La crise liée au coronavirus est-elle une aubaine pour le travail dans l'ombre des lobbies? C'est ce qu'affirme un rapport publié ce mercredi par deux ONG,
les Amis de la Terre France et l'Observatoire des multinationales, qui mettent en garde sur le risque d'une mainmise de ces groupes de pression sur le "monde d'après".

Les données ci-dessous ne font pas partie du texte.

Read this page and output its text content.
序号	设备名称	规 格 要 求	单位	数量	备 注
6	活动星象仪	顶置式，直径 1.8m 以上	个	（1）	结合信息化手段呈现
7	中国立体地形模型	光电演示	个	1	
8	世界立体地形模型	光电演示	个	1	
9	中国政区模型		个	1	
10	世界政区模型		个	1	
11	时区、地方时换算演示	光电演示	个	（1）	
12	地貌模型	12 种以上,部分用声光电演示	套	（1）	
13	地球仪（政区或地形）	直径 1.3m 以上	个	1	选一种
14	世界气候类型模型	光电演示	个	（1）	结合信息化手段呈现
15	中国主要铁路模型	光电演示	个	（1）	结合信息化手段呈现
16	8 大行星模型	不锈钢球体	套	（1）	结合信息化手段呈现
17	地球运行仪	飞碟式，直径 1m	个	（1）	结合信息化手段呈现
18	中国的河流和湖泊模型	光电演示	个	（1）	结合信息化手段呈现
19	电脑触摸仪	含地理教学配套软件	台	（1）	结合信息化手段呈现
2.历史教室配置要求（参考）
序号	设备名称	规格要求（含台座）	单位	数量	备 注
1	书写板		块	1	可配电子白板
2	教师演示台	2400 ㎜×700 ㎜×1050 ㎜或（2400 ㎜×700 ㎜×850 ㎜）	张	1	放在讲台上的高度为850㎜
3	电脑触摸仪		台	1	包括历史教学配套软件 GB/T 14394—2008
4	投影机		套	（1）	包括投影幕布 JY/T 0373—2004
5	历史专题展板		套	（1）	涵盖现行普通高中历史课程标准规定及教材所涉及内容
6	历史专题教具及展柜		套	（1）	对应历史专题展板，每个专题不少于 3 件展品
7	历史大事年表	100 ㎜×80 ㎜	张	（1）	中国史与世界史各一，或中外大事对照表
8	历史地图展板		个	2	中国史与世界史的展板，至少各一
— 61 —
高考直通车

Bien qu'impossible à mesurer exactement en
France, en raison des carences juridiques dans ce domaine, le rapport fait état d'une hausse de l'activité des professionnels de l'influence depuis le début du confinement. Un constat appuyé par celui de plusieurs médias, qui
à Paris comme à Bruxelles ont déjà
témoigné d'une telle croissance. Aux Etats-Unis d'ailleurs, où les dépenses de lobbying sont publiées tous les trimestres, on sait déjà que ces dernières ont atteint le montant record de près d'un milliard de dollars pendant les trois premiers mois de 2020, relèvent les ONG.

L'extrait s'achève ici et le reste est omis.